Her bir yazar kendi hikayesinden, gençliğinden, çocukluğundan, işsiz kaldığı zamandan bahsederek sokağını anlatmış. Hatta ikisi birbirinden habersiz aynı sokağı anlatmış. Bir köşe yazısı edasında fakat betimlemeli, bazen bir anı edasında. Birisi kendi sokağını yaratırken, bazısı da kaybolup giden sokağına yakınmış.

Kitabın en güzel yanlarından birisi de 330 sayfada birbirinden farklı 101 yazarın kalemine tanık olabiliyorsunuz. 101 yazar ki; A’dan Z’ye sıra halinde.

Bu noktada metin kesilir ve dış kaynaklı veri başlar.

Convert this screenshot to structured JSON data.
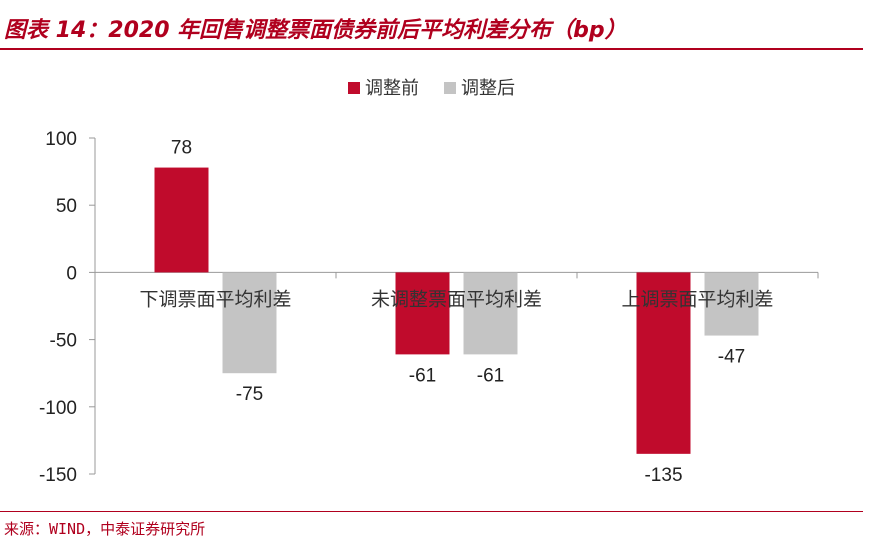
{
  "title": "图表 14：2020 年回售调整票面债券前后平均利差分布（bp）",
  "source": "来源：WIND，中泰证券研究所",
  "colors": {
    "before": "#c00b2c",
    "after": "#c4c4c4",
    "accent": "#b0001e",
    "axis": "#999999"
  },
  "chart_data": {
    "type": "bar",
    "title": "2020 年回售调整票面债券前后平均利差分布（bp）",
    "categories": [
      "下调票面平均利差",
      "未调整票面平均利差",
      "上调票面平均利差"
    ],
    "series": [
      {
        "name": "调整前",
        "values": [
          78,
          -61,
          -135
        ]
      },
      {
        "name": "调整后",
        "values": [
          -75,
          -61,
          -47
        ]
      }
    ],
    "yticks": [
      100,
      50,
      0,
      -50,
      -100,
      -150
    ],
    "ylim": [
      -150,
      100
    ],
    "xlabel": "",
    "ylabel": "",
    "legend": "top-center",
    "grid": false
  }
}
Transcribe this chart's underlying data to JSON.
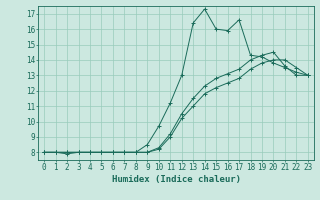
{
  "xlabel": "Humidex (Indice chaleur)",
  "bg_color": "#cce8e0",
  "line_color": "#1a6b5a",
  "grid_color": "#99ccbb",
  "xlim": [
    -0.5,
    23.5
  ],
  "ylim": [
    7.5,
    17.5
  ],
  "xticks": [
    0,
    1,
    2,
    3,
    4,
    5,
    6,
    7,
    8,
    9,
    10,
    11,
    12,
    13,
    14,
    15,
    16,
    17,
    18,
    19,
    20,
    21,
    22,
    23
  ],
  "yticks": [
    8,
    9,
    10,
    11,
    12,
    13,
    14,
    15,
    16,
    17
  ],
  "series1_x": [
    0,
    1,
    2,
    3,
    4,
    5,
    6,
    7,
    8,
    9,
    10,
    11,
    12,
    13,
    14,
    15,
    16,
    17,
    18,
    19,
    20,
    21,
    22,
    23
  ],
  "series1_y": [
    8.0,
    8.0,
    7.9,
    8.0,
    8.0,
    8.0,
    8.0,
    8.0,
    8.0,
    8.5,
    9.7,
    11.2,
    13.0,
    16.4,
    17.3,
    16.0,
    15.9,
    16.6,
    14.3,
    14.2,
    13.8,
    13.5,
    13.2,
    13.0
  ],
  "series2_x": [
    0,
    1,
    2,
    3,
    4,
    5,
    6,
    7,
    8,
    9,
    10,
    11,
    12,
    13,
    14,
    15,
    16,
    17,
    18,
    19,
    20,
    21,
    22,
    23
  ],
  "series2_y": [
    8.0,
    8.0,
    8.0,
    8.0,
    8.0,
    8.0,
    8.0,
    8.0,
    8.0,
    8.0,
    8.2,
    9.0,
    10.2,
    11.0,
    11.8,
    12.2,
    12.5,
    12.8,
    13.4,
    13.8,
    14.0,
    14.0,
    13.5,
    13.0
  ],
  "series3_x": [
    0,
    1,
    2,
    3,
    4,
    5,
    6,
    7,
    8,
    9,
    10,
    11,
    12,
    13,
    14,
    15,
    16,
    17,
    18,
    19,
    20,
    21,
    22,
    23
  ],
  "series3_y": [
    8.0,
    8.0,
    8.0,
    8.0,
    8.0,
    8.0,
    8.0,
    8.0,
    8.0,
    8.0,
    8.3,
    9.2,
    10.5,
    11.5,
    12.3,
    12.8,
    13.1,
    13.4,
    14.0,
    14.3,
    14.5,
    13.6,
    13.0,
    13.0
  ]
}
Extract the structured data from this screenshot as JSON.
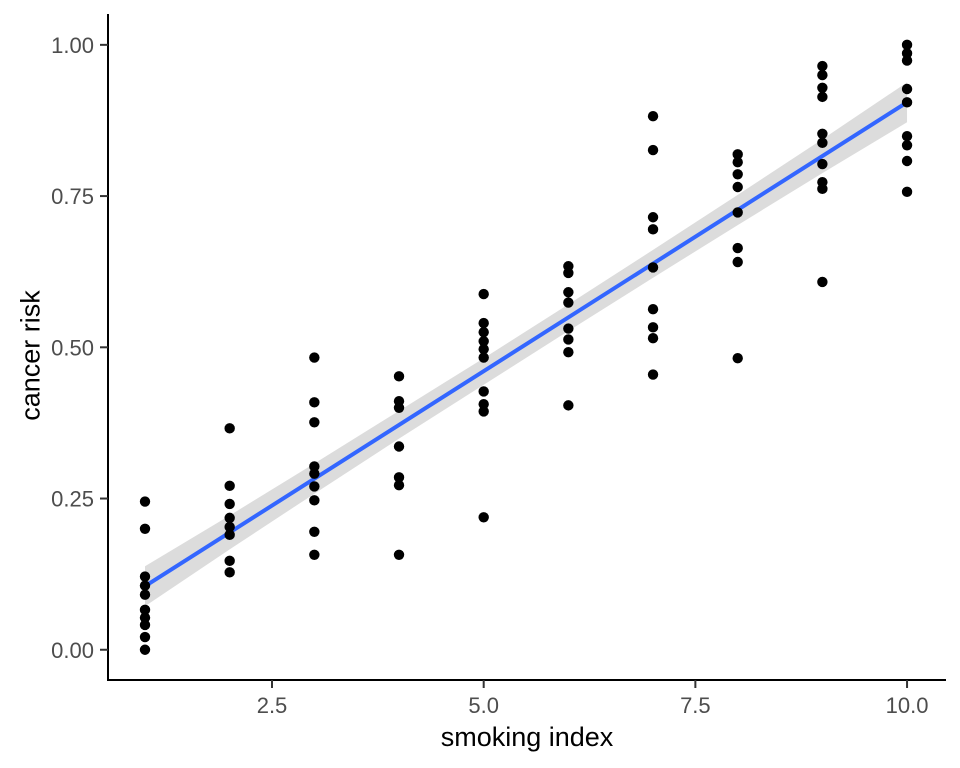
{
  "chart_data": {
    "type": "scatter",
    "title": "",
    "xlabel": "smoking index",
    "ylabel": "cancer risk",
    "xlim": [
      0.563,
      10.46
    ],
    "ylim": [
      -0.05,
      1.051
    ],
    "grid": false,
    "legend_position": "none",
    "x_ticks": {
      "values": [
        2.5,
        5.0,
        7.5,
        10.0
      ],
      "labels": [
        "2.5",
        "5.0",
        "7.5",
        "10.0"
      ]
    },
    "y_ticks": {
      "values": [
        0.0,
        0.25,
        0.5,
        0.75,
        1.0
      ],
      "labels": [
        "0.00",
        "0.25",
        "0.50",
        "0.75",
        "1.00"
      ]
    },
    "points": [
      [
        1,
        0.245
      ],
      [
        1,
        0.2
      ],
      [
        1,
        0.121
      ],
      [
        1,
        0.106
      ],
      [
        1,
        0.091
      ],
      [
        1,
        0.066
      ],
      [
        1,
        0.053
      ],
      [
        1,
        0.041
      ],
      [
        1,
        0.021
      ],
      [
        1,
        0.0
      ],
      [
        2,
        0.366
      ],
      [
        2,
        0.271
      ],
      [
        2,
        0.241
      ],
      [
        2,
        0.218
      ],
      [
        2,
        0.203
      ],
      [
        2,
        0.19
      ],
      [
        2,
        0.147
      ],
      [
        2,
        0.128
      ],
      [
        3,
        0.483
      ],
      [
        3,
        0.409
      ],
      [
        3,
        0.376
      ],
      [
        3,
        0.303
      ],
      [
        3,
        0.291
      ],
      [
        3,
        0.27
      ],
      [
        3,
        0.247
      ],
      [
        3,
        0.195
      ],
      [
        3,
        0.157
      ],
      [
        4,
        0.452
      ],
      [
        4,
        0.411
      ],
      [
        4,
        0.4
      ],
      [
        4,
        0.336
      ],
      [
        4,
        0.285
      ],
      [
        4,
        0.272
      ],
      [
        4,
        0.157
      ],
      [
        5,
        0.588
      ],
      [
        5,
        0.54
      ],
      [
        5,
        0.525
      ],
      [
        5,
        0.51
      ],
      [
        5,
        0.497
      ],
      [
        5,
        0.483
      ],
      [
        5,
        0.427
      ],
      [
        5,
        0.406
      ],
      [
        5,
        0.394
      ],
      [
        5,
        0.219
      ],
      [
        6,
        0.634
      ],
      [
        6,
        0.623
      ],
      [
        6,
        0.591
      ],
      [
        6,
        0.574
      ],
      [
        6,
        0.531
      ],
      [
        6,
        0.513
      ],
      [
        6,
        0.492
      ],
      [
        6,
        0.404
      ],
      [
        7,
        0.882
      ],
      [
        7,
        0.826
      ],
      [
        7,
        0.715
      ],
      [
        7,
        0.695
      ],
      [
        7,
        0.632
      ],
      [
        7,
        0.563
      ],
      [
        7,
        0.533
      ],
      [
        7,
        0.515
      ],
      [
        7,
        0.455
      ],
      [
        8,
        0.819
      ],
      [
        8,
        0.806
      ],
      [
        8,
        0.786
      ],
      [
        8,
        0.765
      ],
      [
        8,
        0.723
      ],
      [
        8,
        0.664
      ],
      [
        8,
        0.641
      ],
      [
        8,
        0.482
      ],
      [
        9,
        0.965
      ],
      [
        9,
        0.95
      ],
      [
        9,
        0.929
      ],
      [
        9,
        0.914
      ],
      [
        9,
        0.853
      ],
      [
        9,
        0.838
      ],
      [
        9,
        0.803
      ],
      [
        9,
        0.773
      ],
      [
        9,
        0.762
      ],
      [
        9,
        0.608
      ],
      [
        10,
        1.0
      ],
      [
        10,
        0.986
      ],
      [
        10,
        0.974
      ],
      [
        10,
        0.927
      ],
      [
        10,
        0.905
      ],
      [
        10,
        0.849
      ],
      [
        10,
        0.834
      ],
      [
        10,
        0.808
      ],
      [
        10,
        0.757
      ]
    ],
    "regression_line": {
      "x": [
        1,
        10
      ],
      "y": [
        0.105,
        0.905
      ]
    },
    "confidence_band": {
      "x": [
        1,
        2,
        3,
        4,
        5,
        6,
        7,
        8,
        9,
        10
      ],
      "upper": [
        0.138,
        0.222,
        0.308,
        0.395,
        0.482,
        0.571,
        0.661,
        0.752,
        0.844,
        0.938
      ],
      "lower": [
        0.072,
        0.166,
        0.258,
        0.349,
        0.438,
        0.527,
        0.615,
        0.702,
        0.788,
        0.872
      ]
    },
    "colors": {
      "point": "#000000",
      "line": "#3366FF",
      "band": "#DCDCDC",
      "axis": "#000000",
      "tick": "#333333",
      "tick_label": "#4d4d4d",
      "background": "#FFFFFF"
    }
  }
}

Acı olanı ki; uzunca geçen kitabı derleme süresince yazarlardan beş tanesinin vefat etmesi.

Adalet Ağaoğlu, Ece Temelkuran, Elif Şafak, Feridun Andaç, İnci Asena, Nasuh Mahruki, Tahsin Yücel, Tuna Kiremitçi ve onlarcasının sokakları sizi bazen eskilere bazen de anılarınıza götürüyor.

Her sokakta kendi sokağınızdan bir anı, bir renk, bir tat buluyorsunuz, unuttuğunuz. Belki bir ayrıntının kendi sokağınızda daha belirgin var olduğunu fark ediyor ve ‘Vay be hiç dikkat etmemiştim’ diyorsunuz.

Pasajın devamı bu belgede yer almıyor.